The facilities at Sheffield Hallam University, our awesome hosts for the event (thanks to Steve Lofthouse), were great, and even extended to proper classrooms for the breakout sessions and workshop. On the day of the workshop, I arrived to set up. We had been given optional access to the PCs in the classroom - student PCs and an instructor PC at the front. These PCs were run of the mill, nothing wrong with them per se, although they were less than ideal as usable workstations, in that they were running Microsoft Windows, in lieu of a proper operating system. But what they all did have was a modern web browser - Chrome.
SAP HCP administration, and access to all HCP's facilities, is via a cockpit that is web based (and built on UI5, of course). The SAP Web IDE is also browser based (and also built with UI5, along with Orion).
I'd never used this particular instructor PC before, nor had the workshop attendees ever used the student PCs in front of them.
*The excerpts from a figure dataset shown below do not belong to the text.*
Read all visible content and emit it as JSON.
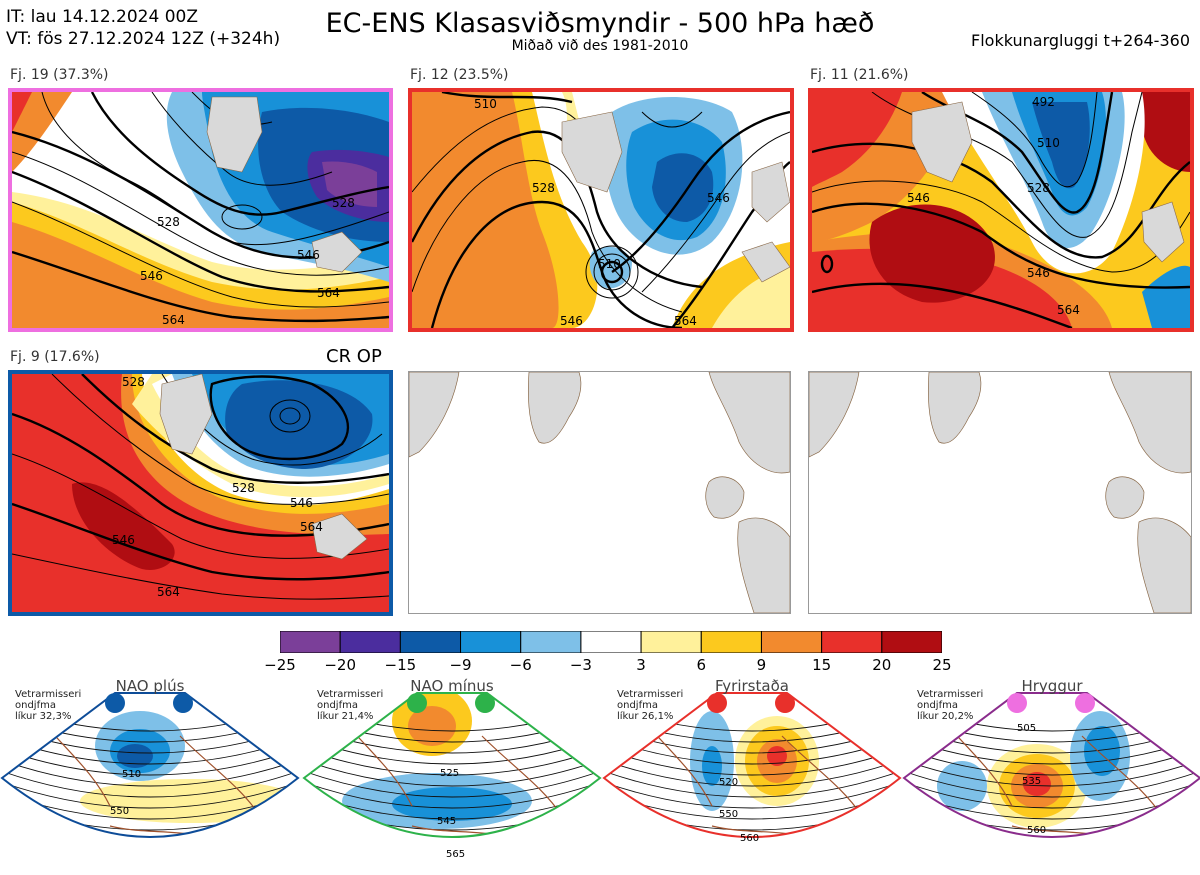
{
  "header": {
    "it_line": "IT: lau 14.12.2024 00Z",
    "vt_line": "VT: fös 27.12.2024 12Z  (+324h)",
    "title": "EC-ENS Klasasviðsmyndir - 500 hPa hæð",
    "subtitle": "Miðað við des 1981-2010",
    "window": "Flokkunargluggi t+264-360"
  },
  "op_label": "CR OP",
  "colors": {
    "scale": [
      "#7b3f99",
      "#4b2d9e",
      "#0d5aa7",
      "#1891d8",
      "#7ec0e8",
      "#ffffff",
      "#fff19b",
      "#fcc91e",
      "#f28a2e",
      "#e8302b",
      "#b00d12"
    ],
    "land": "#d9d9d9",
    "coast": "#8a6a4a"
  },
  "chart_data": [
    {
      "type": "heatmap",
      "panel": "Fj. 19 (37.3%)",
      "label": "Fj. 19 (37.3%)",
      "frame_color": "#ee6fe0",
      "contour_labels": [
        "528",
        "546",
        "564",
        "528",
        "546",
        "564"
      ]
    },
    {
      "type": "heatmap",
      "panel": "Fj. 12 (23.5%)",
      "label": "Fj. 12 (23.5%)",
      "frame_color": "#e8302b",
      "contour_labels": [
        "510",
        "528",
        "546",
        "510",
        "546",
        "564"
      ]
    },
    {
      "type": "heatmap",
      "panel": "Fj. 11 (21.6%)",
      "label": "Fj. 11 (21.6%)",
      "frame_color": "#e8302b",
      "contour_labels": [
        "492",
        "510",
        "528",
        "546",
        "546",
        "564"
      ]
    },
    {
      "type": "heatmap",
      "panel": "Fj. 9 (17.6%)",
      "label": "Fj. 9 (17.6%)",
      "frame_color": "#0d5aa7",
      "contour_labels": [
        "528",
        "546",
        "564",
        "528",
        "546",
        "564"
      ]
    },
    {
      "type": "colorbar",
      "ticks": [
        "−25",
        "−20",
        "−15",
        "−9",
        "−6",
        "−3",
        "3",
        "6",
        "9",
        "15",
        "20",
        "25"
      ]
    }
  ],
  "regimes": [
    {
      "title": "NAO plús",
      "note": [
        "Vetrarmisseri",
        "ondjfma",
        "líkur 32,3%"
      ],
      "dot_color": "#0d5aa7",
      "line_color": "#0d4c98",
      "contours": [
        "510",
        "550"
      ]
    },
    {
      "title": "NAO mínus",
      "note": [
        "Vetrarmisseri",
        "ondjfma",
        "líkur 21,4%"
      ],
      "dot_color": "#2db24a",
      "line_color": "#2db24a",
      "contours": [
        "525",
        "545",
        "565"
      ]
    },
    {
      "title": "Fyrirstaða",
      "note": [
        "Vetrarmisseri",
        "ondjfma",
        "líkur 26,1%"
      ],
      "dot_color": "#e8302b",
      "line_color": "#e8302b",
      "contours": [
        "520",
        "550",
        "560"
      ]
    },
    {
      "title": "Hryggur",
      "note": [
        "Vetrarmisseri",
        "ondjfma",
        "líkur 20,2%"
      ],
      "dot_color": "#ee6fe0",
      "line_color": "#8a2c8c",
      "contours": [
        "505",
        "535",
        "560"
      ]
    }
  ]
}
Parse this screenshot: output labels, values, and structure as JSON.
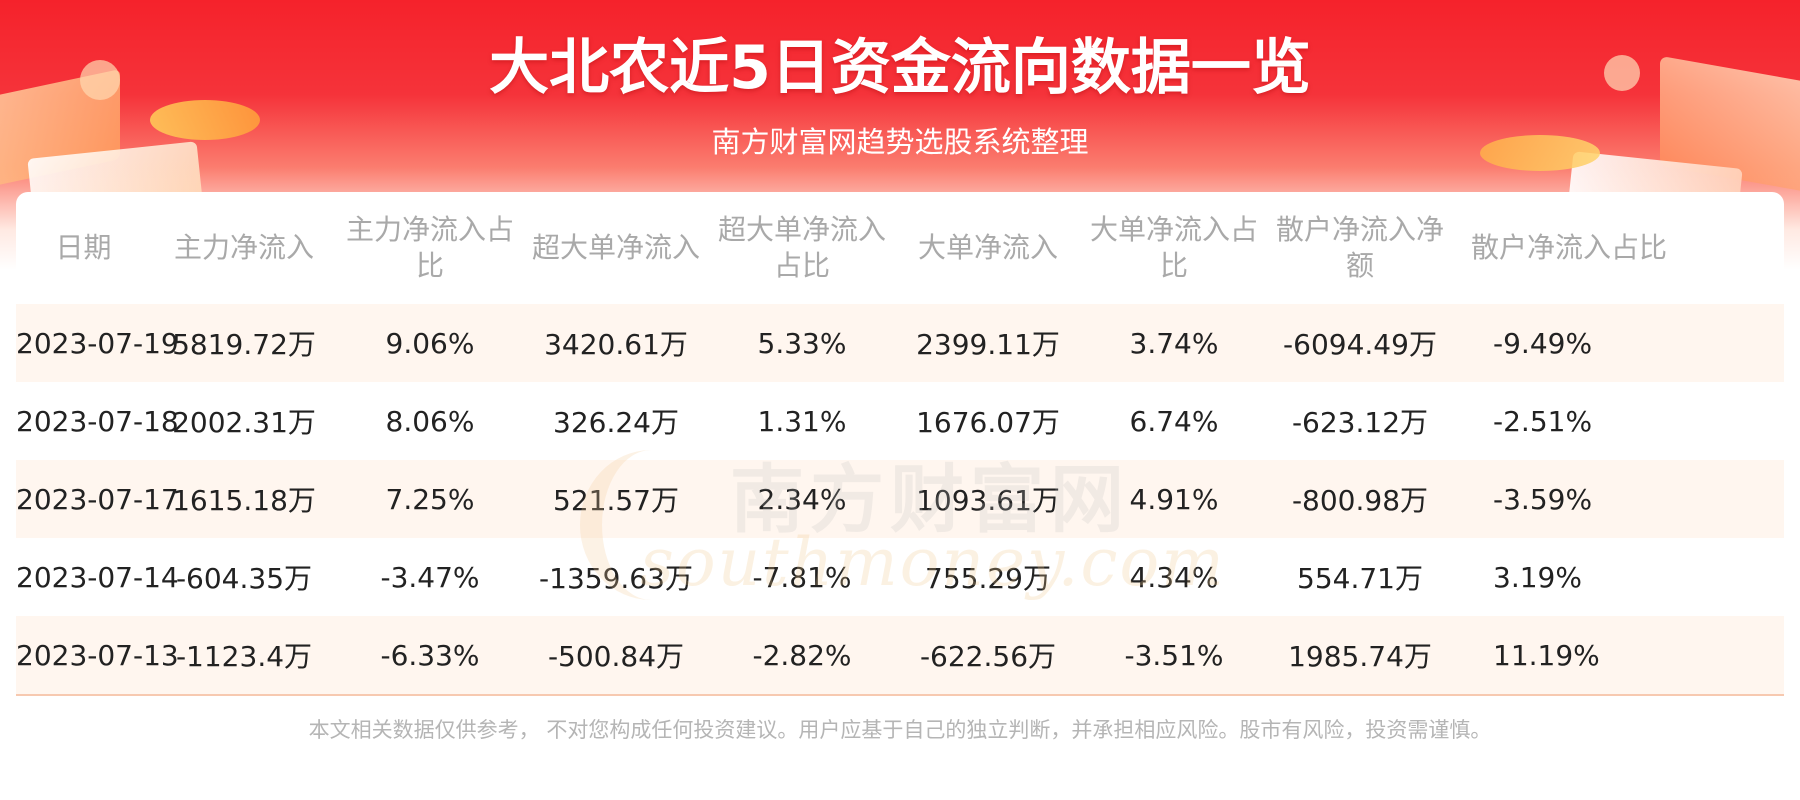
{
  "banner": {
    "title": "大北农近5日资金流向数据一览",
    "subtitle": "南方财富网趋势选股系统整理"
  },
  "watermark": {
    "cn": "南方财富网",
    "en": "southmoney.com"
  },
  "table": {
    "headers": [
      "日期",
      "主力净流入",
      "主力净流入占比",
      "超大单净流入",
      "超大单净流入占比",
      "大单净流入",
      "大单净流入占比",
      "散户净流入净额",
      "散户净流入占比"
    ],
    "rows": [
      [
        "2023-07-19",
        "5819.72万",
        "9.06%",
        "3420.61万",
        "5.33%",
        "2399.11万",
        "3.74%",
        "-6094.49万",
        "-9.49%"
      ],
      [
        "2023-07-18",
        "2002.31万",
        "8.06%",
        "326.24万",
        "1.31%",
        "1676.07万",
        "6.74%",
        "-623.12万",
        "-2.51%"
      ],
      [
        "2023-07-17",
        "1615.18万",
        "7.25%",
        "521.57万",
        "2.34%",
        "1093.61万",
        "4.91%",
        "-800.98万",
        "-3.59%"
      ],
      [
        "2023-07-14",
        "-604.35万",
        "-3.47%",
        "-1359.63万",
        "-7.81%",
        "755.29万",
        "4.34%",
        "554.71万",
        "3.19%"
      ],
      [
        "2023-07-13",
        "-1123.4万",
        "-6.33%",
        "-500.84万",
        "-2.82%",
        "-622.56万",
        "-3.51%",
        "1985.74万",
        "11.19%"
      ]
    ]
  },
  "footer": {
    "disclaimer": "本文相关数据仅供参考， 不对您构成任何投资建议。用户应基于自己的独立判断，并承担相应风险。股市有风险，投资需谨慎。"
  },
  "colors": {
    "banner_red": "#f5222b",
    "row_stripe": "#fff4ec",
    "header_text": "#a9a9a9",
    "cell_text": "#222222"
  }
}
But all they needed was to fire up Chrome and connect to their HCP trial accounts, from where they could manage their app software, define destinations, access reference source code on Github, and use the SAP Web IDE to develop, test and then deploy their solutions to the workshop exercises. And inevitably (and intentionally) debug those apps, in flight, too (using the super powerful Chrome Developer Tools).
Developer workflow and productivity
While we weren't working on JavaStations, we were enjoying the equivalent power and approach that those early network computers championed. Our whole development workflow, even my own workshop design, preparation and documentation, was all done from a single facility - a web browser. Granted, that web browser instance was mostly on my laptop, but that's just because that's the workstation to which I have closest physical access.
But I've tweaked and extended the workshop on various machines over the workshop's history, and used different machines to deliver it too. The link between my work, my environment and the physical machine I happen to be using is very loose; I can switch between web browsers on different machines as easily (perhaps not as magically) as was demonstrated with the JavaStation session management facilities.
With the advent of the cloud, combined with the web, developer workflow is changing, and developer productivity for many of your SAP projects, in the context of HCP and SAP's strategic direction for itself and its customers (you and me), is moving towards this idea of a modern take on the network computer. I'd argue that for many SAP Fiori extension projects, to take a relevant example of the work that goes on today, all one needs is a browser.
Embrace what HCP has to offer, understand what SAP's direction is in this regard, and ready yourself for the cloud, the new mainframe, with the simpler workstation software requirements that go hand in hand with that. Developer workflows that exist entirely in the cloud are here today.